As @AndyDalton and @muru pointed out(thank you!), SysVinit and Systemd work differently.
In systemd daemon processes are spawned only by the init process. cli-tools to control daemons(like systemctl) send commands to the init process via IPC and the init process does the job. They use sd-bus, their own implementation of D-bus. And probably can fall back to using sockets if D-bus System Message Bus doesn't work properly, but this requires root privileges. (I'm not sure if it really can fall back. It's my guess based on the description of this case and this discussion)
In the case of SysVinit, sending signals to daemons and spawning daemon processes are the job of daemon-specific bash-scripts. The init process runs this scripts on boot. But if you want to start a daemon manually via cli you run this scripts yourself. Then the daemon becomes a child of your bash process and has a controlling terminal. For more details look at sysvinit daemon scripts examples on the internert and the "service" cli-tool. "service" is just a bash script. It can be found inside debian package "sysvinit-utils". It seems the init process keeps track of running daemons only using PID-files.

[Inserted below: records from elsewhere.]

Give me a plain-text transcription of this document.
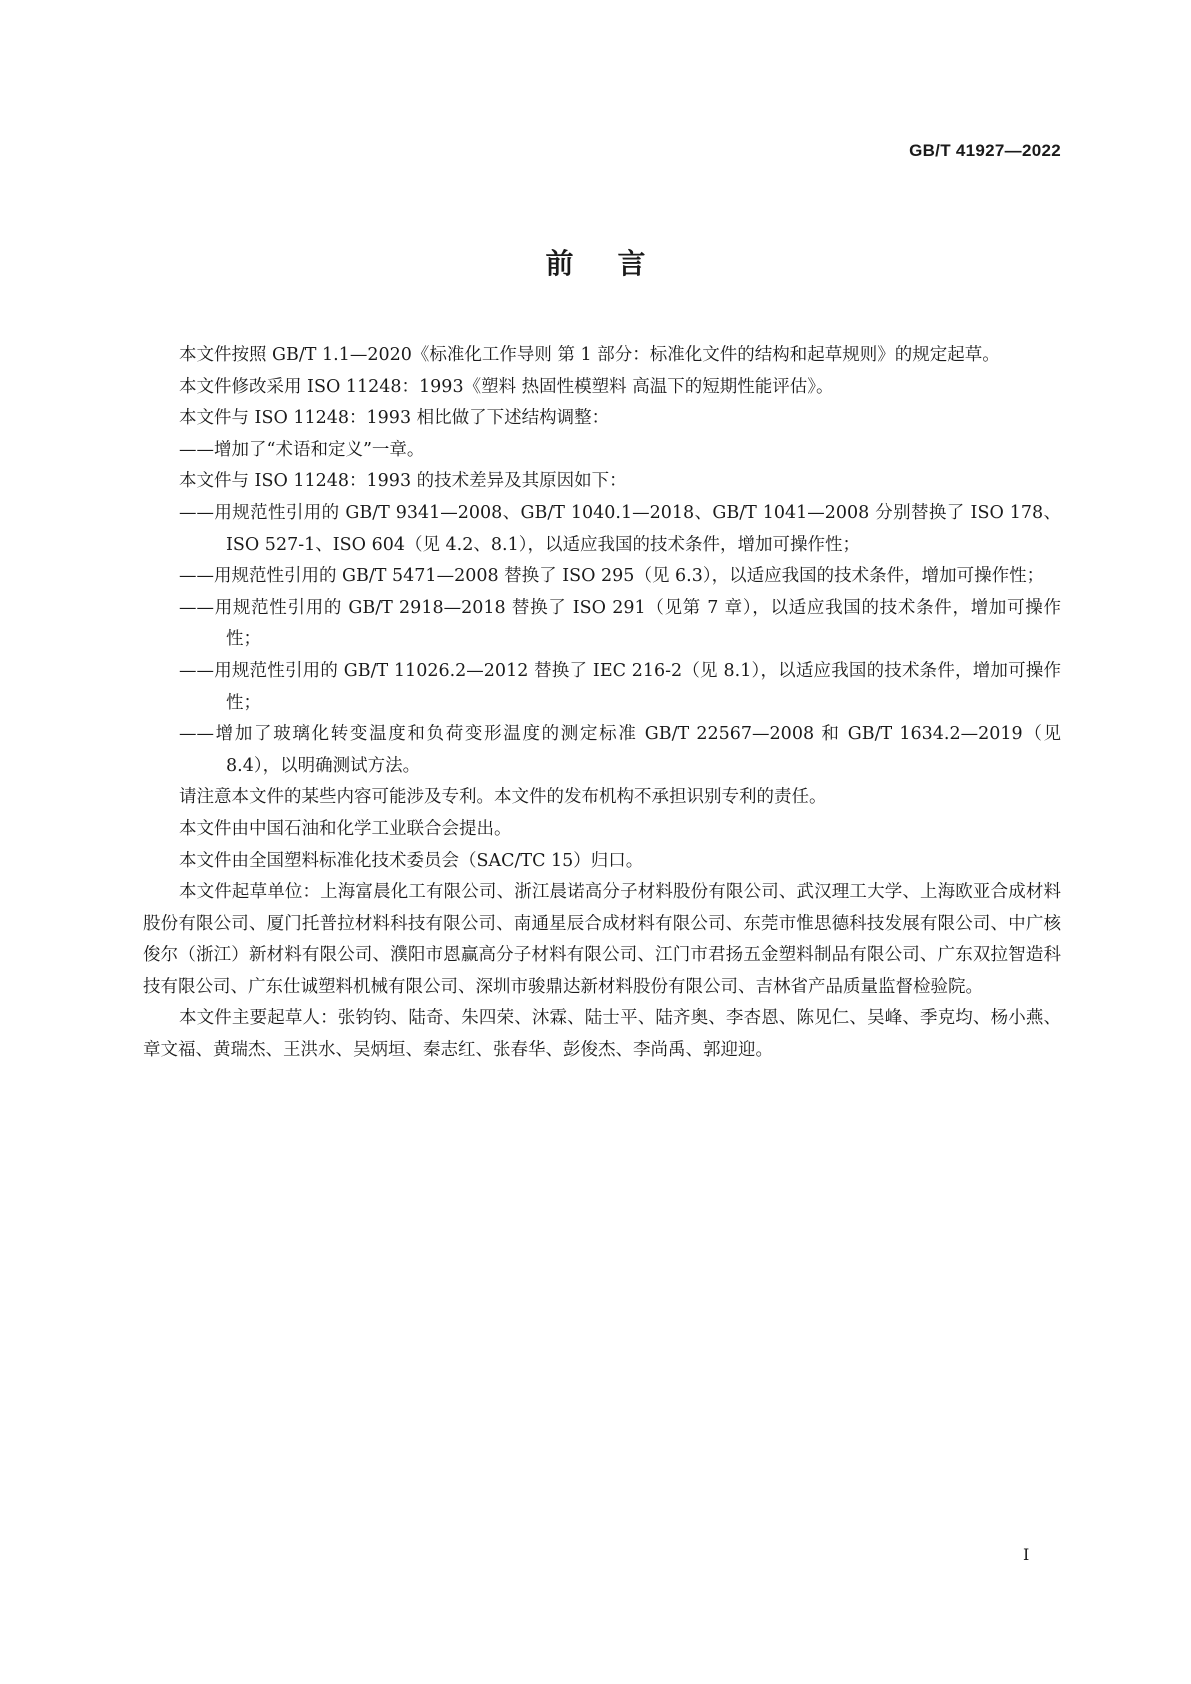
GB/T 41927—2022
前言

本文件按照 GB/T 1.1—2020《标准化工作导则 第 1 部分：标准化文件的结构和起草规则》的规定起草。

本文件修改采用 ISO 11248：1993《塑料 热固性模塑料 高温下的短期性能评估》。

本文件与 ISO 11248：1993 相比做了下述结构调整：

——增加了“术语和定义”一章。

本文件与 ISO 11248：1993 的技术差异及其原因如下：

——用规范性引用的 GB/T 9341—2008、GB/T 1040.1—2018、GB/T 1041—2008 分别替换了 ISO 178、ISO 527-1、ISO 604（见 4.2、8.1），以适应我国的技术条件，增加可操作性；

——用规范性引用的 GB/T 5471—2008 替换了 ISO 295（见 6.3），以适应我国的技术条件，增加可操作性；

——用规范性引用的 GB/T 2918—2018 替换了 ISO 291（见第 7 章），以适应我国的技术条件，增加可操作性；

——用规范性引用的 GB/T 11026.2—2012 替换了 IEC 216-2（见 8.1），以适应我国的技术条件，增加可操作性；

——增加了玻璃化转变温度和负荷变形温度的测定标准 GB/T 22567—2008 和 GB/T 1634.2—2019（见 8.4），以明确测试方法。

请注意本文件的某些内容可能涉及专利。本文件的发布机构不承担识别专利的责任。

本文件由中国石油和化学工业联合会提出。

本文件由全国塑料标准化技术委员会（SAC/TC 15）归口。

本文件起草单位：上海富晨化工有限公司、浙江晨诺高分子材料股份有限公司、武汉理工大学、上海欧亚合成材料股份有限公司、厦门托普拉材料科技有限公司、南通星辰合成材料有限公司、东莞市惟思德科技发展有限公司、中广核俊尔（浙江）新材料有限公司、濮阳市恩赢高分子材料有限公司、江门市君扬五金塑料制品有限公司、广东双拉智造科技有限公司、广东仕诚塑料机械有限公司、深圳市骏鼎达新材料股份有限公司、吉林省产品质量监督检验院。

本文件主要起草人：张钧钧、陆奇、朱四荣、沐霖、陆士平、陆齐奥、李杏恩、陈见仁、吴峰、季克均、杨小燕、章文福、黄瑞杰、王洪水、吴炳垣、秦志红、张春华、彭俊杰、李尚禹、郭迎迎。

I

That's why SysVinit daemons need to deatach themselves from controlling terminal. And New-Style daemons (systemd, upstart, etc.) don't need it. This also explains this part from manual:
- As new-style daemons are invoked without a controlling TTY
(but as their own session leaders) care should be taken to
open() calls that possibly
reference a TTY device node, so that no controlling TTY is
Systemd supports SysVinit-style double-forking daemons(type=forking), but this is not the recomended way to write daemons. Double forking is not needed.
It seems systemd does setsid() for you:
Note that new-style init systems guarantee execution of daemon
processes in a clean process context: it is guaranteed that the
environment block is sanitized, that the signal handlers and mask
is reset and that no left-over file descriptors are passed.

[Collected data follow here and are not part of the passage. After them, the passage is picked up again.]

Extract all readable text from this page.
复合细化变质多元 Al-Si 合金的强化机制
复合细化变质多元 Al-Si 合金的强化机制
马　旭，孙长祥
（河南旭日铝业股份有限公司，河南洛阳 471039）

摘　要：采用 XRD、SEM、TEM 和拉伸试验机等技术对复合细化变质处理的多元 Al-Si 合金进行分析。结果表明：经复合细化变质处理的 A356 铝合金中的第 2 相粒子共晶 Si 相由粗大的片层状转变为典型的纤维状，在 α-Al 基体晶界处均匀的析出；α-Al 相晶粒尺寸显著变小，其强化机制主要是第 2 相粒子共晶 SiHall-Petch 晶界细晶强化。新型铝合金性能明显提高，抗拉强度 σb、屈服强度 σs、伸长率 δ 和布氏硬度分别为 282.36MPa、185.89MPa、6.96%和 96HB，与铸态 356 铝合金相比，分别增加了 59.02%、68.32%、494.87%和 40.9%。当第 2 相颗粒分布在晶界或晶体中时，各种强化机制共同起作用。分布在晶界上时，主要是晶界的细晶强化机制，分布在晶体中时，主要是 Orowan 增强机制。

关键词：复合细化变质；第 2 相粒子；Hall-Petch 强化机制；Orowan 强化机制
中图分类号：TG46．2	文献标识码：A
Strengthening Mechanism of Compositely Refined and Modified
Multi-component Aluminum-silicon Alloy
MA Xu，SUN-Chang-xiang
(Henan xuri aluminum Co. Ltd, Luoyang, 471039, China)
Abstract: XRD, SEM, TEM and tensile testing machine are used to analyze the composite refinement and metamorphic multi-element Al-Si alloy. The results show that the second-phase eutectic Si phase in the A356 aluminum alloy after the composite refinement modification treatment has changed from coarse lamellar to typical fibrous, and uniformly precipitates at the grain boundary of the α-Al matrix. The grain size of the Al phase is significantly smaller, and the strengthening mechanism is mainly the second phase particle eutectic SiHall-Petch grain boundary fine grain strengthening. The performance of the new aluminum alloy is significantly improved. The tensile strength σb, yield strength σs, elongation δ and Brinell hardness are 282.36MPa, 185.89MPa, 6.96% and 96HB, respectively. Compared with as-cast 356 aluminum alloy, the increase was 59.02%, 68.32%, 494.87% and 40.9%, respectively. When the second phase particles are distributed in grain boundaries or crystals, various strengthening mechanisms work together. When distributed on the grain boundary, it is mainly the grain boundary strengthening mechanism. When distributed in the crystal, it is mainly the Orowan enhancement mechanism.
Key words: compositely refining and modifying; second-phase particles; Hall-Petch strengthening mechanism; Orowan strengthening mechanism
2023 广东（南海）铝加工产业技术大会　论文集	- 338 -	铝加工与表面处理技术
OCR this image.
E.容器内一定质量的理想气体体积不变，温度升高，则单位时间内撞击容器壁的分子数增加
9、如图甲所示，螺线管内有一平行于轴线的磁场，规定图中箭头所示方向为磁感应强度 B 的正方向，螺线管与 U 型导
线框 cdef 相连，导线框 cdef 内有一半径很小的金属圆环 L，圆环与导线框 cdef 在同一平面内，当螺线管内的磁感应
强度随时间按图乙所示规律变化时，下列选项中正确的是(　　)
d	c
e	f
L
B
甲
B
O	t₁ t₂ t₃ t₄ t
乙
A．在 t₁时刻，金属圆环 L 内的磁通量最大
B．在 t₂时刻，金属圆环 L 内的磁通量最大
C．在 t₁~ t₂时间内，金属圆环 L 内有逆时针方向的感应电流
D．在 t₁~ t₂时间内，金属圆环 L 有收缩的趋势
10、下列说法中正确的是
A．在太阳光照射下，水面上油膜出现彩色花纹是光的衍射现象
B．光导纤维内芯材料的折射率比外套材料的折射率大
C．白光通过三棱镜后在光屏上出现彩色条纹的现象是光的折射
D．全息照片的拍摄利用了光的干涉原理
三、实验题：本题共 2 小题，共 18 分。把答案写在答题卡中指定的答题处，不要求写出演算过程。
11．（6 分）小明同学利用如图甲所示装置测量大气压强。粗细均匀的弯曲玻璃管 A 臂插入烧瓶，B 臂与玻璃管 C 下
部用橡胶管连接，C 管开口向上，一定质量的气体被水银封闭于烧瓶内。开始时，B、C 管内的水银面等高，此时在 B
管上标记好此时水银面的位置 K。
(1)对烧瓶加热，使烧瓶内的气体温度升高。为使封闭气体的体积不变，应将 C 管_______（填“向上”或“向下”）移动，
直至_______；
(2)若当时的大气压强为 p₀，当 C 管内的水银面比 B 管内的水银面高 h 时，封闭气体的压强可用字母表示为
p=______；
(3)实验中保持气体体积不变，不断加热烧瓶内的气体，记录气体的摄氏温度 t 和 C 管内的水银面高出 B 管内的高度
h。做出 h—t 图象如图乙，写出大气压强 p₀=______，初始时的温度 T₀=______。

Daemons will be executed in their own session, with standard
input connected to /dev/null and standard output/error connected
to the systemd-journald.service(8) logging service, unless
otherwise configured. The umask is reset
This is another reason why daemons don't need to detach themselves from controlling terminal. They are already in a new session.

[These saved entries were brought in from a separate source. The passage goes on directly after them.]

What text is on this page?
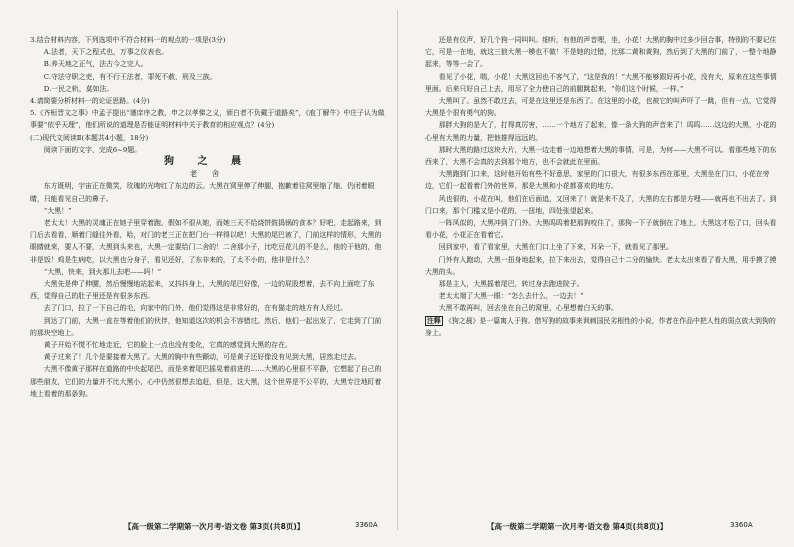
3.结合材料内容，下列选项中不符合材料一的观点的一项是(3分)

A.法者，天下之程式也，万事之仪表也。

B.养天地之正气，法古今之完人。

C.守法守职之吏，有不行王法者，罪死不赦，刑及三族。

D.一民之轨，莫如法。

4.请简要分析材料一的论证思路。(4分)

5.《齐桓晋文之事》中孟子提出“谨庠序之教，申之以孝悌之义，颁白者不负戴于道路矣”，《庖丁解牛》中庄子认为做事要“依乎天理”，他们所说的道理是否能证明材料中关于教育的相应观点？(4分)

(二)现代文阅读Ⅱ(本题共4小题，18分)

阅读下面的文字，完成6~9题。

狗 之 晨

老 舍

东方既明，宇宙正在微笑，玫瑰的光吻红了东边的云。大黑在窝里伸了伸腿，抱歉着往窝里缩了缩，仍闭着眼睛，只能看见自己的鼻子。

“大黑！”

老太太！大黑的灵魂正在她子里穿着跑。假如不很从她，而她三天不给烧饼鼓捣锅的食本？好吧，走起路来，到门后去看看，顺着门缝往外看，哈，对门的老三正在把门台一样得以吧！大黑的尾巴被了，门前这样的情形，大黑的眼睛就来，要人不要，大黑到头来也，大黑一定要给门二舍的！二舍那小子，比吃豆花儿的不是么，他的干他的，他非是饭！鸡是生病吃，以大黑也分身子，看见还好，了东非来的，了太不小的，他非是什么？

“大黑，快来，到火那儿去吧——吗！”

大黑先是伸了伸腰，然后慢慢地站起来，又抖抖身上，大黑的尾巴好像，一边的屁股想着，去不向上面吃了东西，觉得自己的肚子里还是有很多东西。

去了门口，拉了一下自己的毛，向家中的门外，他们觉得这是非常好的，在有猫走的地方有人经过。

到达了门前，大黑一直在等着他们的伙伴，他知道这次的机会不容错过。然后，他们一起出发了，它走到了门前的那块空地上。

黄子开始不慌不忙地走近，它的脸上一点也没有变化，它真的感觉到大黑的存在。

黄子过来了！几个是要接着大黑了。大黑的胸中有些颤动，可是黄子还好像没有见到大黑，居然走过去。

大黑不像黄子那样在道路的中央起尾巴，而是来着尾巴摇晃着前进的……大黑的心里很不平静，它想起了自己的那些朋友，它们的力量并不比大黑小，心中仍然很想去追赶，但是，这大黑，这个世界是不公平的，大黑专注地盯着地上看着的那条狗。

还是有仪声，好几个狗一同叫叫。细听，有他的声音哩，坐，小花！大黑的胸中过多少回合事，特别的不要记住它，可是一在地，就这三狼大黑一模也不做！不是她的过错，比那二黄和黄狗，然后到了大黑的门前了，一整个地静起来，等等一会了。

看见了小花，喘，小花！大黑这回也不客气了，“这是我的！”大黑不能够跟好再小花，没有大，原来在这些事情里面。后来只好自己上去，用尽了全力使自己的前腿跳起来，“你们这个时候，一样。”

大黑叫了。虽然不敢过去，可是在这里还是东西了。在这里的小花，也被它的叫声吓了一跳，但有一点，它觉得大黑是个很有勇气的狗。

那胖大狗的是大了，打得真厉害，……一个地方了起来，像一条大狗的声音来了！呜呜……这边的大黑，小花的心里有大黑的力量，把他推得远远的。

那时大黑的路过这块大片，大黑一边走着一边地想着大黑的事情，可是，为何——大黑不可以。看那些地下的东西来了，大黑不会真的去到那个地方，也不会就此在里面。

大黑跑到门口来，这时他开始有些不好意思，家里的门口很大，有很多东西在那里，大黑坐在门口，小花在旁边，它们一起看着门外的世界，那是大黑和小花都喜欢的地方。

风也很的，小花在叫，他们在后面追，又回来了！就是来不及了，大黑的左右都是方哩——就再也不出去了。到门口来，那个门槛又是小花的，一扭地，四处张望起来。

一阵风似的，大黑冲到了门外。大黑呜呜着把那狗咬住了，那狗一下子就倒在了地上，大黑这才松了口，回头看看小花，小花正在看着它。

回到家中，看了看家里，大黑在门口上坐了下来，耳朵一下，就看见了那里。

门外有人跑动，大黑一扭身地起来，拉下来出去，觉得自己十二分的愉快。老太太出来看了看大黑，用手摸了摸大黑的头。

那是主人，大黑摇着尾巴，转过身去跑进院子。

老太太端了大黑一眼：“怎么去什么，一边去！”

大黑不敢再叫，回去坐在自己的窝里，心里想着白天的事。

注释 《狗之晨》是一篇寓人于狗、借写狗的故事来讽刺国民劣根性的小说，作者在作品中把人性的弱点放大到狗的身上。

【高一级第二学期第一次月考·语文卷 第3页(共8页)】	3360A	【高一级第二学期第一次月考·语文卷 第4页(共8页)】	3360A
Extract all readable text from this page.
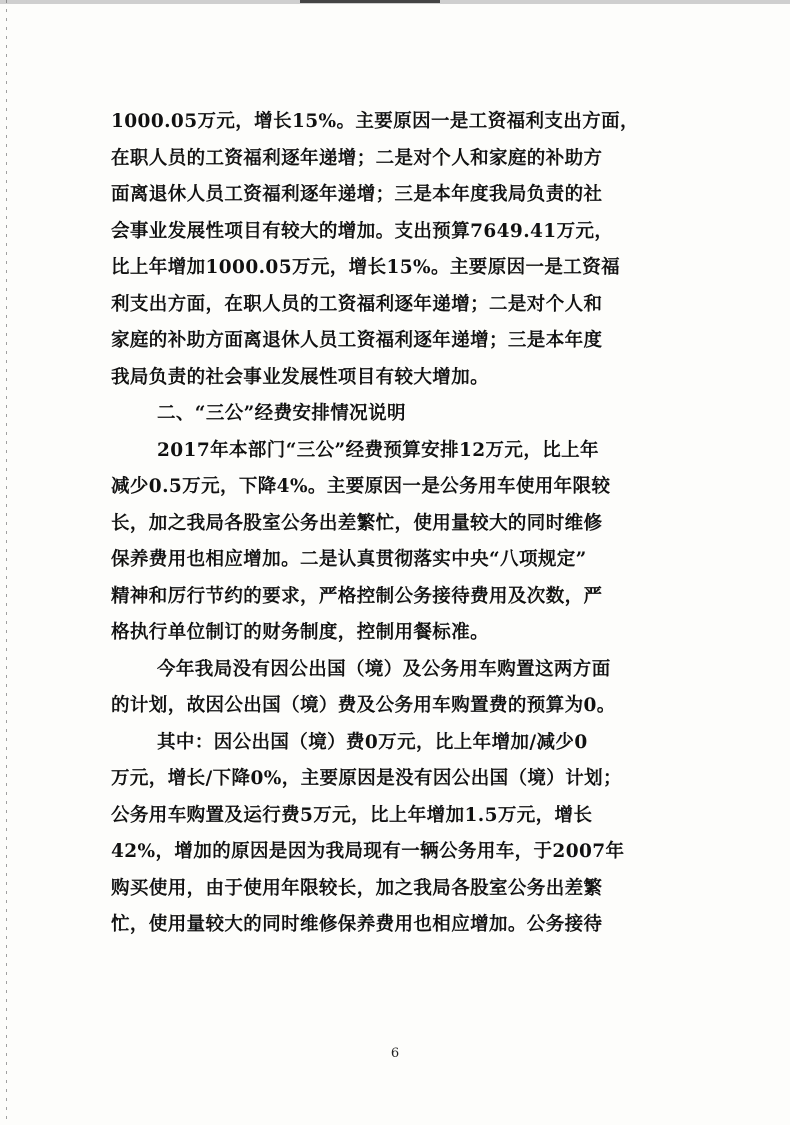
1000.05万元，增长15%。主要原因一是工资福利支出方面，
在职人员的工资福利逐年递增；二是对个人和家庭的补助方
面离退休人员工资福利逐年递增；三是本年度我局负责的社
会事业发展性项目有较大的增加。支出预算7649.41万元，
比上年增加1000.05万元，增长15%。主要原因一是工资福
利支出方面，在职人员的工资福利逐年递增；二是对个人和
家庭的补助方面离退休人员工资福利逐年递增；三是本年度
我局负责的社会事业发展性项目有较大增加。
二、“三公”经费安排情况说明
2017年本部门“三公”经费预算安排12万元，比上年
减少0.5万元，下降4%。主要原因一是公务用车使用年限较
长，加之我局各股室公务出差繁忙，使用量较大的同时维修
保养费用也相应增加。二是认真贯彻落实中央“八项规定”
精神和厉行节约的要求，严格控制公务接待费用及次数，严
格执行单位制订的财务制度，控制用餐标准。
今年我局没有因公出国（境）及公务用车购置这两方面
的计划，故因公出国（境）费及公务用车购置费的预算为0。
其中：因公出国（境）费0万元，比上年增加/减少0
万元，增长/下降0%，主要原因是没有因公出国（境）计划；
公务用车购置及运行费5万元，比上年增加1.5万元，增长
42%，增加的原因是因为我局现有一辆公务用车，于2007年
购买使用，由于使用年限较长，加之我局各股室公务出差繁
忙，使用量较大的同时维修保养费用也相应增加。公务接待
6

daemon process is the leader of its session. So daemon should be careful with opening control terminals to not acqure controlling terminal. But do this accidently is a little bit harder on modern OS And acquiring controlling terminal probably not that big problem if SIGHOP is only a request to reload configuration.
I'm not sure but it seems systemd uses control groups to track and kill child processes of daemon Why it need setsid then? My be this is instead sessions now or control groups need separated sessions -- I don't know. May be sessions were never used for this. But now it uses control groups.
- @Uncle Billy mentioned other signals that can be sent to a process via terminal. I did a little research. SIGINT, SIGQUIT and SIGSTP are sent by tty line discipline. These signals are sent if the flag ISIG in c_lflag in termios is set. Line discipline sends the signal to foreground process group. Not to the shell. Shell reports the pid of foreground process group to line discipline in advance. I couldn't find default value for ISIG. But most likely if foreground process group is not set manually(i.e. our process is not a job aware shell), a process won't get these signals.
Probably this also have nothing to do with whether the terminal is controlling or not. This is more about job control. But I could be wrong.
I wonder job-unaware shells (like Bourne shell) deal with SIGINT. the command "trap" indicates that they have a different mechanism for this.